Now the U.S. Supreme Court has resolved the conflict with its June 12, 2017, opinion in Henson, et al. v. Santander Consumer USA, Inc.
Affirming a decision of the Fourth Circuit Court of Appeals, the Court held that an entity that purchases debt for its own account is a creditor – not a debt collector – under the FDCPA. As a result, that entity is not required to comply with the conduct proscribed by the FDCPA because it did not regularly attempt to collect debts “owed … another.”

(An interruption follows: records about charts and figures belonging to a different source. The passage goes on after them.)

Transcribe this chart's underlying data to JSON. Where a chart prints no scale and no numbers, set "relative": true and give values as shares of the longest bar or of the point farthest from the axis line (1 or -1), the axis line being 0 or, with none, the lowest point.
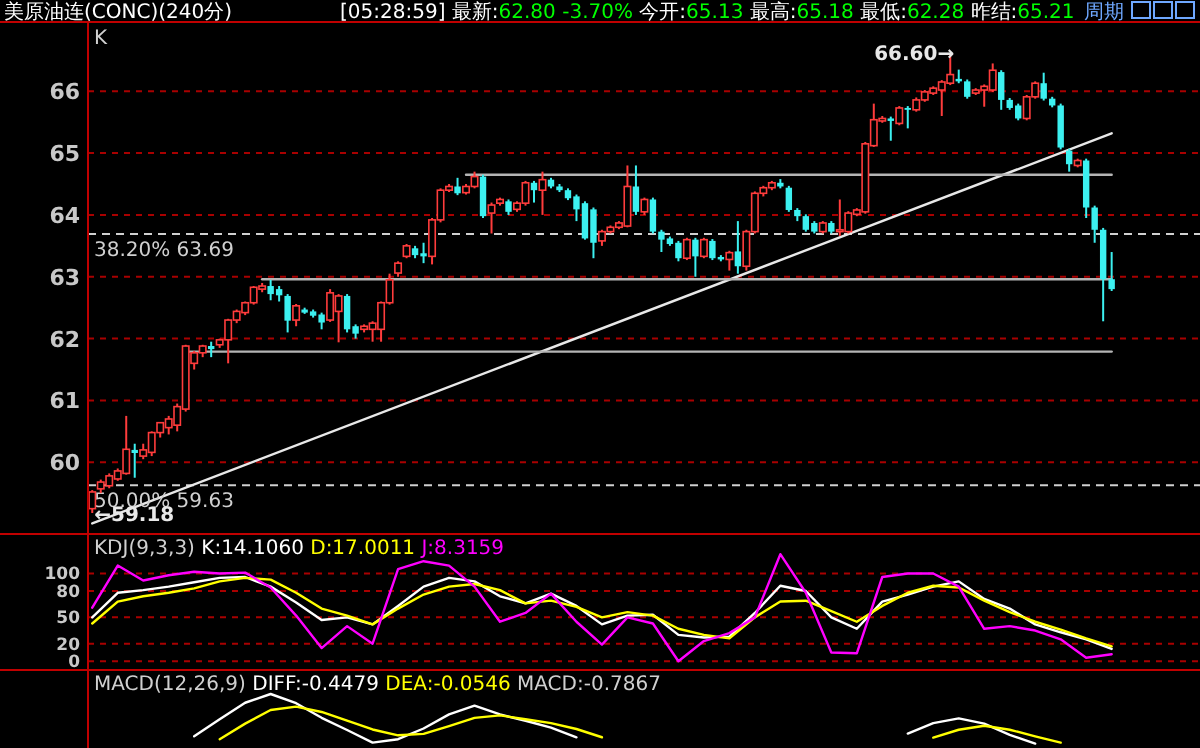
{
  "chart_data": [
    {
      "type": "candlestick",
      "title": "美原油连(CONC)(240分)",
      "subtitle": "[05:28:59] 最新:62.80 -3.70% 今开:65.13 最高:65.18 最低:62.28 昨结:65.21",
      "categories": [
        null,
        null,
        null,
        null,
        null,
        null,
        null,
        null,
        null,
        null,
        null,
        null,
        null,
        null,
        null,
        null,
        null,
        null,
        null,
        null,
        null,
        null,
        null,
        null,
        null,
        null,
        null,
        null,
        null,
        null,
        null,
        null,
        null,
        null,
        null,
        null,
        null,
        null,
        null,
        null,
        null,
        null,
        null,
        null,
        null,
        null,
        null,
        null,
        null,
        null,
        null,
        null,
        null,
        null,
        null,
        null,
        null,
        null,
        null,
        null,
        null,
        null,
        null,
        null,
        null,
        null,
        null,
        null,
        null,
        null,
        null,
        null,
        null,
        null,
        null,
        null,
        null,
        null,
        null,
        null,
        null,
        null,
        null,
        null,
        null,
        null,
        null,
        null,
        null,
        null,
        null,
        null,
        null,
        null,
        null,
        null,
        null,
        null,
        null,
        null,
        null,
        null,
        null,
        null,
        null,
        null,
        null,
        null,
        null,
        null,
        null,
        null,
        null,
        null,
        null,
        null,
        null,
        null,
        null,
        null,
        null
      ],
      "ohlc": [
        [
          59.25,
          59.55,
          59.18,
          59.52
        ],
        [
          59.57,
          59.72,
          59.5,
          59.68
        ],
        [
          59.62,
          59.82,
          59.58,
          59.78
        ],
        [
          59.73,
          59.9,
          59.7,
          59.86
        ],
        [
          59.82,
          60.75,
          59.8,
          60.21
        ],
        [
          60.2,
          60.3,
          59.75,
          60.15
        ],
        [
          60.1,
          60.3,
          60.05,
          60.2
        ],
        [
          60.16,
          60.5,
          60.1,
          60.48
        ],
        [
          60.48,
          60.65,
          60.4,
          60.64
        ],
        [
          60.56,
          60.75,
          60.45,
          60.7
        ],
        [
          60.6,
          60.95,
          60.5,
          60.9
        ],
        [
          60.86,
          61.9,
          60.82,
          61.88
        ],
        [
          61.6,
          61.8,
          61.5,
          61.77
        ],
        [
          61.77,
          61.9,
          61.7,
          61.88
        ],
        [
          61.88,
          61.95,
          61.7,
          61.83
        ],
        [
          61.9,
          62.0,
          61.85,
          61.98
        ],
        [
          61.98,
          62.32,
          61.6,
          62.3
        ],
        [
          62.3,
          62.47,
          62.25,
          62.44
        ],
        [
          62.42,
          62.6,
          62.38,
          62.58
        ],
        [
          62.58,
          62.85,
          62.55,
          62.83
        ],
        [
          62.8,
          62.9,
          62.75,
          62.85
        ],
        [
          62.85,
          62.95,
          62.62,
          62.72
        ],
        [
          62.8,
          62.85,
          62.6,
          62.7
        ],
        [
          62.69,
          62.72,
          62.1,
          62.29
        ],
        [
          62.3,
          62.56,
          62.2,
          62.53
        ],
        [
          62.47,
          62.5,
          62.4,
          62.42
        ],
        [
          62.44,
          62.47,
          62.34,
          62.37
        ],
        [
          62.39,
          62.42,
          62.15,
          62.26
        ],
        [
          62.3,
          62.8,
          62.27,
          62.74
        ],
        [
          62.44,
          62.72,
          61.94,
          62.69
        ],
        [
          62.69,
          62.72,
          62.1,
          62.15
        ],
        [
          62.2,
          62.23,
          62.0,
          62.08
        ],
        [
          62.15,
          62.23,
          62.1,
          62.2
        ],
        [
          62.15,
          62.28,
          61.95,
          62.25
        ],
        [
          62.15,
          62.6,
          61.95,
          62.58
        ],
        [
          62.58,
          63.05,
          62.55,
          62.95
        ],
        [
          63.06,
          63.25,
          63.0,
          63.22
        ],
        [
          63.33,
          63.53,
          63.3,
          63.5
        ],
        [
          63.46,
          63.5,
          63.3,
          63.35
        ],
        [
          63.38,
          63.55,
          63.22,
          63.33
        ],
        [
          63.33,
          63.95,
          63.2,
          63.92
        ],
        [
          63.92,
          64.43,
          63.88,
          64.4
        ],
        [
          64.4,
          64.5,
          64.37,
          64.46
        ],
        [
          64.46,
          64.6,
          64.32,
          64.35
        ],
        [
          64.36,
          64.5,
          64.33,
          64.46
        ],
        [
          64.46,
          64.7,
          64.43,
          64.62
        ],
        [
          64.62,
          64.65,
          63.95,
          63.98
        ],
        [
          64.03,
          64.2,
          63.7,
          64.16
        ],
        [
          64.19,
          64.28,
          64.15,
          64.25
        ],
        [
          64.22,
          64.25,
          64.0,
          64.05
        ],
        [
          64.09,
          64.22,
          64.05,
          64.19
        ],
        [
          64.19,
          64.55,
          64.15,
          64.52
        ],
        [
          64.52,
          64.55,
          64.2,
          64.4
        ],
        [
          64.4,
          64.7,
          64.0,
          64.57
        ],
        [
          64.57,
          64.6,
          64.43,
          64.46
        ],
        [
          64.46,
          64.5,
          64.37,
          64.4
        ],
        [
          64.4,
          64.43,
          64.24,
          64.27
        ],
        [
          64.3,
          64.33,
          63.9,
          64.09
        ],
        [
          64.19,
          64.22,
          63.6,
          63.62
        ],
        [
          64.09,
          64.12,
          63.3,
          63.55
        ],
        [
          63.58,
          63.76,
          63.5,
          63.73
        ],
        [
          63.73,
          63.83,
          63.7,
          63.8
        ],
        [
          63.8,
          63.9,
          63.77,
          63.87
        ],
        [
          63.82,
          64.8,
          63.8,
          64.46
        ],
        [
          64.46,
          64.8,
          64.0,
          64.05
        ],
        [
          64.05,
          64.28,
          64.0,
          64.25
        ],
        [
          64.25,
          64.28,
          63.7,
          63.73
        ],
        [
          63.73,
          63.76,
          63.4,
          63.6
        ],
        [
          63.62,
          63.65,
          63.5,
          63.53
        ],
        [
          63.55,
          63.58,
          63.25,
          63.3
        ],
        [
          63.3,
          63.63,
          63.27,
          63.6
        ],
        [
          63.6,
          63.63,
          63.0,
          63.33
        ],
        [
          63.33,
          63.63,
          63.3,
          63.6
        ],
        [
          63.58,
          63.61,
          63.27,
          63.3
        ],
        [
          63.32,
          63.35,
          63.25,
          63.28
        ],
        [
          63.28,
          63.42,
          63.1,
          63.39
        ],
        [
          63.41,
          63.9,
          63.05,
          63.17
        ],
        [
          63.17,
          63.76,
          63.1,
          63.73
        ],
        [
          63.73,
          64.38,
          63.7,
          64.35
        ],
        [
          64.35,
          64.47,
          64.3,
          64.44
        ],
        [
          64.44,
          64.55,
          64.4,
          64.52
        ],
        [
          64.52,
          64.58,
          64.43,
          64.46
        ],
        [
          64.44,
          64.47,
          64.05,
          64.08
        ],
        [
          64.08,
          64.11,
          63.9,
          63.98
        ],
        [
          63.98,
          64.01,
          63.73,
          63.76
        ],
        [
          63.87,
          63.9,
          63.7,
          63.73
        ],
        [
          63.73,
          63.9,
          63.7,
          63.87
        ],
        [
          63.87,
          63.9,
          63.7,
          63.73
        ],
        [
          63.73,
          64.25,
          63.66,
          63.76
        ],
        [
          63.73,
          64.06,
          63.7,
          64.03
        ],
        [
          64.01,
          64.11,
          63.98,
          64.08
        ],
        [
          64.05,
          65.18,
          64.02,
          65.15
        ],
        [
          65.12,
          65.8,
          65.1,
          65.54
        ],
        [
          65.52,
          65.6,
          65.49,
          65.56
        ],
        [
          65.56,
          65.59,
          65.2,
          65.52
        ],
        [
          65.48,
          65.76,
          65.45,
          65.73
        ],
        [
          65.73,
          65.76,
          65.4,
          65.7
        ],
        [
          65.7,
          65.9,
          65.67,
          65.86
        ],
        [
          65.86,
          66.02,
          65.83,
          65.99
        ],
        [
          65.97,
          66.08,
          65.94,
          66.05
        ],
        [
          66.02,
          66.18,
          65.6,
          66.15
        ],
        [
          66.13,
          66.6,
          66.1,
          66.27
        ],
        [
          66.2,
          66.35,
          66.13,
          66.16
        ],
        [
          66.16,
          66.19,
          65.88,
          65.91
        ],
        [
          65.97,
          66.05,
          65.94,
          66.02
        ],
        [
          66.02,
          66.11,
          65.75,
          66.08
        ],
        [
          66.02,
          66.45,
          65.99,
          66.34
        ],
        [
          66.31,
          66.34,
          65.7,
          65.86
        ],
        [
          65.86,
          65.89,
          65.7,
          65.73
        ],
        [
          65.77,
          65.8,
          65.53,
          65.56
        ],
        [
          65.56,
          65.94,
          65.53,
          65.91
        ],
        [
          65.91,
          66.16,
          65.88,
          66.13
        ],
        [
          66.13,
          66.3,
          65.85,
          65.88
        ],
        [
          65.88,
          65.91,
          65.74,
          65.77
        ],
        [
          65.77,
          65.8,
          65.06,
          65.09
        ],
        [
          65.04,
          65.07,
          64.7,
          64.82
        ],
        [
          64.8,
          64.91,
          64.77,
          64.88
        ],
        [
          64.88,
          64.91,
          63.95,
          64.12
        ],
        [
          64.12,
          64.15,
          63.55,
          63.76
        ],
        [
          63.76,
          63.79,
          62.28,
          62.96
        ],
        [
          62.96,
          63.4,
          62.77,
          62.8
        ]
      ],
      "series": [
        {
          "type": "line",
          "color": "#e8e8e8",
          "values": [
            59.01,
            null,
            null,
            null,
            null,
            null,
            null,
            null,
            null,
            null,
            null,
            null,
            null,
            null,
            null,
            null,
            null,
            null,
            null,
            null,
            null,
            null,
            null,
            null,
            null,
            null,
            null,
            null,
            null,
            null,
            null,
            null,
            null,
            null,
            null,
            null,
            null,
            null,
            null,
            null,
            null,
            null,
            null,
            null,
            null,
            null,
            null,
            null,
            null,
            null,
            null,
            null,
            null,
            null,
            null,
            null,
            null,
            null,
            null,
            null,
            null,
            null,
            null,
            null,
            null,
            null,
            null,
            null,
            null,
            null,
            null,
            null,
            null,
            null,
            null,
            null,
            null,
            null,
            null,
            null,
            null,
            null,
            null,
            null,
            null,
            null,
            null,
            null,
            null,
            null,
            null,
            null,
            null,
            null,
            null,
            null,
            null,
            null,
            null,
            null,
            null,
            null,
            null,
            null,
            null,
            null,
            null,
            null,
            null,
            null,
            null,
            null,
            null,
            null,
            null,
            null,
            null,
            null,
            null,
            null,
            65.32
          ]
        },
        {
          "type": "line",
          "color": "#b4b4b4",
          "values": [
            null,
            null,
            null,
            null,
            null,
            null,
            null,
            null,
            null,
            null,
            null,
            61.79,
            null,
            null,
            null,
            null,
            null,
            null,
            null,
            null,
            null,
            null,
            null,
            null,
            null,
            null,
            null,
            null,
            null,
            null,
            null,
            null,
            null,
            null,
            null,
            null,
            null,
            null,
            null,
            null,
            null,
            null,
            null,
            null,
            null,
            null,
            null,
            null,
            null,
            null,
            null,
            null,
            null,
            null,
            null,
            null,
            null,
            null,
            null,
            null,
            null,
            null,
            null,
            null,
            null,
            null,
            null,
            null,
            null,
            null,
            null,
            null,
            null,
            null,
            null,
            null,
            null,
            null,
            null,
            null,
            null,
            null,
            null,
            null,
            null,
            null,
            null,
            null,
            null,
            null,
            null,
            null,
            null,
            null,
            null,
            null,
            null,
            null,
            null,
            null,
            null,
            null,
            null,
            null,
            null,
            null,
            null,
            null,
            null,
            null,
            null,
            null,
            null,
            null,
            null,
            null,
            null,
            null,
            null,
            null,
            61.79
          ]
        },
        {
          "type": "line",
          "color": "#b4b4b4",
          "values": [
            null,
            null,
            null,
            null,
            null,
            null,
            null,
            null,
            null,
            null,
            null,
            null,
            null,
            null,
            null,
            null,
            null,
            null,
            null,
            null,
            62.96,
            null,
            null,
            null,
            null,
            null,
            null,
            null,
            null,
            null,
            null,
            null,
            null,
            null,
            null,
            null,
            null,
            null,
            null,
            null,
            null,
            null,
            null,
            null,
            null,
            null,
            null,
            null,
            null,
            null,
            null,
            null,
            null,
            null,
            null,
            null,
            null,
            null,
            null,
            null,
            null,
            null,
            null,
            null,
            null,
            null,
            null,
            null,
            null,
            null,
            null,
            null,
            null,
            null,
            null,
            null,
            null,
            null,
            null,
            null,
            null,
            null,
            null,
            null,
            null,
            null,
            null,
            null,
            null,
            null,
            null,
            null,
            null,
            null,
            null,
            null,
            null,
            null,
            null,
            null,
            null,
            null,
            null,
            null,
            null,
            null,
            null,
            null,
            null,
            null,
            null,
            null,
            null,
            null,
            null,
            null,
            null,
            null,
            null,
            null,
            62.96
          ]
        },
        {
          "type": "line",
          "color": "#b4b4b4",
          "values": [
            null,
            null,
            null,
            null,
            null,
            null,
            null,
            null,
            null,
            null,
            null,
            null,
            null,
            null,
            null,
            null,
            null,
            null,
            null,
            null,
            null,
            null,
            null,
            null,
            null,
            null,
            null,
            null,
            null,
            null,
            null,
            null,
            null,
            null,
            null,
            null,
            null,
            null,
            null,
            null,
            null,
            null,
            null,
            null,
            64.65,
            null,
            null,
            null,
            null,
            null,
            null,
            null,
            null,
            null,
            null,
            null,
            null,
            null,
            null,
            null,
            null,
            null,
            null,
            null,
            null,
            null,
            null,
            null,
            null,
            null,
            null,
            null,
            null,
            null,
            null,
            null,
            null,
            null,
            null,
            null,
            null,
            null,
            null,
            null,
            null,
            null,
            null,
            null,
            null,
            null,
            null,
            null,
            null,
            null,
            null,
            null,
            null,
            null,
            null,
            null,
            null,
            null,
            null,
            null,
            null,
            null,
            null,
            null,
            null,
            null,
            null,
            null,
            null,
            null,
            null,
            null,
            null,
            null,
            null,
            null,
            64.65
          ]
        }
      ],
      "ylim": [
        58.84,
        67.12
      ],
      "yticks": [
        60,
        61,
        62,
        63,
        64,
        65,
        66
      ],
      "grid": "y",
      "ref_lines": [
        {
          "axis": "y",
          "value": 63.69,
          "label": "38.20% 63.69",
          "color": "#d0d0d0",
          "line_style": "dashed"
        },
        {
          "axis": "y",
          "value": 59.63,
          "label": "50.00% 59.63",
          "color": "#d0d0d0",
          "line_style": "dashed"
        }
      ],
      "annotations": [
        "K",
        "周期",
        "66.60→",
        "←59.18"
      ]
    },
    {
      "type": "line",
      "title": "KDJ(9,3,3)",
      "grid": "y",
      "tick_labels": "y",
      "ylim": [
        -10,
        145
      ],
      "yticks": [
        0,
        20,
        50,
        80,
        100
      ],
      "categories": [
        null,
        null,
        null,
        null,
        null,
        null,
        null,
        null,
        null,
        null,
        null,
        null,
        null,
        null,
        null,
        null,
        null,
        null,
        null,
        null,
        null,
        null,
        null,
        null,
        null,
        null,
        null,
        null,
        null,
        null,
        null,
        null,
        null,
        null,
        null,
        null,
        null,
        null,
        null,
        null,
        null
      ],
      "series": [
        {
          "name": "K:14.1060",
          "color": "#ffffff",
          "values": [
            50,
            78,
            81,
            85,
            90,
            95,
            96,
            85,
            67,
            47,
            50,
            42,
            63,
            85,
            95,
            91,
            74,
            66,
            77,
            63,
            42,
            52,
            53,
            30,
            27,
            28,
            55,
            86,
            80,
            50,
            37,
            68,
            76,
            85,
            91,
            71,
            60,
            42,
            33,
            25,
            14
          ]
        },
        {
          "name": "D:17.0011",
          "color": "#ffff00",
          "values": [
            43,
            68,
            74,
            78,
            83,
            91,
            95,
            93,
            78,
            60,
            52,
            42,
            60,
            76,
            85,
            88,
            81,
            66,
            69,
            62,
            50,
            56,
            52,
            37,
            30,
            26,
            50,
            68,
            69,
            57,
            45,
            63,
            78,
            86,
            84,
            69,
            56,
            45,
            36,
            26,
            17
          ]
        },
        {
          "name": "J:8.3159",
          "color": "#ff00ff",
          "values": [
            61,
            109,
            92,
            98,
            102,
            100,
            101,
            84,
            52,
            15,
            40,
            20,
            105,
            114,
            109,
            85,
            45,
            55,
            77,
            45,
            19,
            50,
            43,
            0,
            23,
            32,
            50,
            122,
            78,
            10,
            9,
            96,
            100,
            100,
            85,
            37,
            40,
            35,
            25,
            4,
            8
          ]
        }
      ]
    },
    {
      "type": "line",
      "title": "MACD(12,26,9)",
      "relative": true,
      "categories": [
        null,
        null,
        null,
        null,
        null,
        null,
        null,
        null,
        null,
        null,
        null,
        null,
        null,
        null,
        null,
        null,
        null
      ],
      "series": [
        {
          "name": "DIFF:-0.4479",
          "color": "#ffffff",
          "values": [
            0.13,
            0.48,
            0.82,
            1,
            0.81,
            0.51,
            0.26,
            0,
            0.07,
            0.29,
            0.58,
            0.76,
            0.58,
            0.45,
            0.31,
            0.11,
            null
          ]
        },
        {
          "name": "DEA:-0.0546",
          "color": "#ffff00",
          "values": [
            null,
            0.07,
            0.39,
            0.67,
            0.74,
            0.63,
            0.45,
            0.27,
            0.15,
            0.18,
            0.34,
            0.51,
            0.56,
            0.48,
            0.4,
            0.28,
            0.11
          ]
        }
      ],
      "annotations": [
        "MACD:-0.7867"
      ]
    },
    {
      "type": "line",
      "relative": true,
      "categories": [
        null,
        null,
        null,
        null,
        null,
        null,
        null
      ],
      "series": [
        {
          "color": "#ffffff",
          "values": [
            0.4,
            0.81,
            1,
            0.79,
            0.35,
            0,
            null
          ]
        },
        {
          "color": "#ffff00",
          "values": [
            null,
            0.24,
            0.55,
            0.71,
            0.55,
            0.29,
            0.04
          ]
        }
      ]
    }
  ]
}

In Henson, the Court noted that Santander purchased defaulted debt from CitiFinancial and proceeded to attempt to collect that debt for itself, not CitiFinancial or anyone else. Nevertheless, Henson claimed that Santander was still a debt collector and violated the obligations of a debt collector under the FDCPA. The Supreme Court (in the first decision authored by Justice Gorsuch) unanimously rejected Henson’s arguments.
First, Henson proffered a creative, grammatical analysis to claim that the language “owed … another” actually meant previously owed another and subject to the FDCPA. Second, Henson argued that the definition of debt collector must also include those who attempt to collect a debt obtained after default. The Court in Henson rejected both arguments through a statutory analysis.
Stated simply, the Henson Court concluded that the FDCPA clearly defined who acts as a debt collector and that any expanded definition would have to be addressed by Congress, not the courts. In doing so, the Court rejected Henson’s policy argument that it would be consistent with the objective of the FDCPA to include an entity that purchased defaulted debt to collect on its own account into the definition of a debt collector.
The Henson decision could have lasting impact on FDCPA jurisprudence. It suggests a path for debt collectors to avoid the statutory mandates of the FDCPA. Rather than collect a debt for another entity for a fee and be subject to the FDCPA, a debt collector could, instead, purchase the debt at a discount from its customer and take the risk of attempting to collect the full amount of the debt from the debtor, but now on its own account. It remains to be seen if doing so avoids FDCPA oversight, but it is easy to see that this business model will be tested going forward in light of this decision.